Question

A soft silver metal (A) burns with a golden yellow flame to give a yellow powder (B) which on treatment with water liberates oxygen giving a clear solution (C). The solution placed on $\text{Al}$ attacks this metal liberating a gas (D) and forming a water soluble compound (E). The metal (A) dissolves in liq. $\text{N}{{\text{H}}_{\text{3}}}$ to form a deep blue solution which is a good conductor and an excellent reducing agent. Identify C.
A.$\text{KOH}$
B.$\text{Al(OH}{{\text{)}}_{\text{3}}}$
C.$\text{NaOH}$
D.$\text{LiOH}$

Answer 1

Hint:The alkali metals are the most soft of the metals present in the periodic table and they can be cut by knife. These metals burn in oxygen forming alkaline oxides with bright dazzling colours. The compound C is a very strong base.

Complete answer:
The soft silver metal (A) burns with a golden yellow flame to give a yellow powder is “Sodium” which burns in air to give a yellow powder which is “sodium oxide”. This yellow oxide dissolves in water to form sodium hydroxide which is the clear solution, ‘C’. When $\text{Al}$ is placed in this solution, it attacks this metal to form sodium aluminate and liberate hydrogen gas which is the gas “D” and the water soluble compound is sodium aluminate “E”.
The metal A or “sodium” also dissolves in liq.$\text{N}{{\text{H}}_{\text{3}}}$ to form a deep blue solution which is a good conductor and an excellent reducing agent. This is due to the free electrons that are present in the solution that are given up by the sodium metal to for sodium cations.

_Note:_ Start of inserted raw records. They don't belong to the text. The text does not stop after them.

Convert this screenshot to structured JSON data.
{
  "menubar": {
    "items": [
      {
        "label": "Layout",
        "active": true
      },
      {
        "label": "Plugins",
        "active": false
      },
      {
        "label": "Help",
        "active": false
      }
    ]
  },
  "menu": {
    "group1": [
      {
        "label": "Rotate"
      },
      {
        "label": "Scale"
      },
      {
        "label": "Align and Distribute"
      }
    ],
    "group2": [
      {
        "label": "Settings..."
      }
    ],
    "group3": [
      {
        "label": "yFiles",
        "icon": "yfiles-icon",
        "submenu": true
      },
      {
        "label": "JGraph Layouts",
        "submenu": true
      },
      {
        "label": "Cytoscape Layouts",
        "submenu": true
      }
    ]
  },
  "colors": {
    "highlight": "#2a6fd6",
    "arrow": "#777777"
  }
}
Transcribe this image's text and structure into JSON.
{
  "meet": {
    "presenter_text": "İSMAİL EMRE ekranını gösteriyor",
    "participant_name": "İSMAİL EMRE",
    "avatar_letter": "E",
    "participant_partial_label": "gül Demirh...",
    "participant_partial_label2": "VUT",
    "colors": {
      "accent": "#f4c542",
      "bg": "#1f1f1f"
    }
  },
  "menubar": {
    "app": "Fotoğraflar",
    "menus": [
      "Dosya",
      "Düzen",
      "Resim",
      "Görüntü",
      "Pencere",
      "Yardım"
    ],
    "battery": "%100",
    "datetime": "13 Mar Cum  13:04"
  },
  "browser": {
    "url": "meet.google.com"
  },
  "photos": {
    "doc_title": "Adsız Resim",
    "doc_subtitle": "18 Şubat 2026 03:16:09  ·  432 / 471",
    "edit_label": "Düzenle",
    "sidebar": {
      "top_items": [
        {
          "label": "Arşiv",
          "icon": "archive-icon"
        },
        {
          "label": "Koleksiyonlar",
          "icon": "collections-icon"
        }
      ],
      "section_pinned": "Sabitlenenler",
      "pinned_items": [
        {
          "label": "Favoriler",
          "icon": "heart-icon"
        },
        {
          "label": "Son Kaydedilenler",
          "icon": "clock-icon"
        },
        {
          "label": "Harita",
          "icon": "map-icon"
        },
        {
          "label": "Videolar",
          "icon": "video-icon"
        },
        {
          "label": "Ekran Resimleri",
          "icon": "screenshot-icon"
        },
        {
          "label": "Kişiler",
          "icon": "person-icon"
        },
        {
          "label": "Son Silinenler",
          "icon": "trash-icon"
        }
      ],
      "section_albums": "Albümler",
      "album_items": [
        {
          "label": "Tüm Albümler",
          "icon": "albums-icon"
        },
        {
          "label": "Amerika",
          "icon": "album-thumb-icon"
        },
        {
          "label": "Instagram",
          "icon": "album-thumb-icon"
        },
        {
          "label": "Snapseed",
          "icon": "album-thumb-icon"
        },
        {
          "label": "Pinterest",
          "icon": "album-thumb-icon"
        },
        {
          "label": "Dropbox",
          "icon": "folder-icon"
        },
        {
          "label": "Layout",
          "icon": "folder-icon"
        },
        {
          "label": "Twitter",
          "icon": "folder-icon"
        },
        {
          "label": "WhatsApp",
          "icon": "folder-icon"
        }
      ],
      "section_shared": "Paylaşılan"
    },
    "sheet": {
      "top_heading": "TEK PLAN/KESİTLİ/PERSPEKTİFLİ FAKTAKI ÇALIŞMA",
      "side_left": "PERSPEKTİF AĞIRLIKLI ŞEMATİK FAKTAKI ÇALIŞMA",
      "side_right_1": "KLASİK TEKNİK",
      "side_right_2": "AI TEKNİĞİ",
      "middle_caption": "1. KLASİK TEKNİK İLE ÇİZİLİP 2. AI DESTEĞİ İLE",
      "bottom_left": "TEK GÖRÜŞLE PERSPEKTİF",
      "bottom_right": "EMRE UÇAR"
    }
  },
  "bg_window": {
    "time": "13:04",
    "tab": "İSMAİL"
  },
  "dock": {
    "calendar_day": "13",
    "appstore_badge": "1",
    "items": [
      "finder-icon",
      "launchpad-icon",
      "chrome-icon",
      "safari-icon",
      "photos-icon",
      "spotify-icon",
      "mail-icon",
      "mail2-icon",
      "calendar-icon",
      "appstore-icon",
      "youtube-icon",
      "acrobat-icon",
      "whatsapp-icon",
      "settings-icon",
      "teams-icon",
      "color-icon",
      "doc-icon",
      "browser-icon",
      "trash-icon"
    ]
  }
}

Both the released electrons and the sodium cations are solvated by the ammonia molecules.
The reactions that were involved in the above processes can be written as follows:
$\text{4 Na }\left( \text{A} \right)\text{ + }{{\text{O}}_{\text{2}}}\to 2\text{N}{{\text{a}}_{\text{2}}}\text{O }\left( \text{B} \right)$
\[\text{N}{{\text{a}}_{\text{2}}}\text{O }\left( \text{B} \right)\text{ + }{{\text{H}}_{\text{2}}}\text{O}\to \text{2NaOH }\left( \text{C} \right)\]
\[\text{2Al + 2NaOH }\left( \text{C} \right)+\text{2}{{\text{H}}_{\text{2}}}\text{O}\to 2\text{NaAl}{{\text{O}}_{\text{2}}}\text{ (D) + 2}{{\text{H}}_{\text{2}}}(\text{E)}\]

Hence, the liquid C in the above reaction is sodium hydroxide, hence the correct answer is option C.

Note:
Not only sodium, but all the alkali metals dissolve in liquid ammonia to form a deep blue solution which are good conductors and excellent reducing agents. Just like their reaction with water, the alkali metals react with ammonia to form hydrogen gas and the metal salt of the amine anion.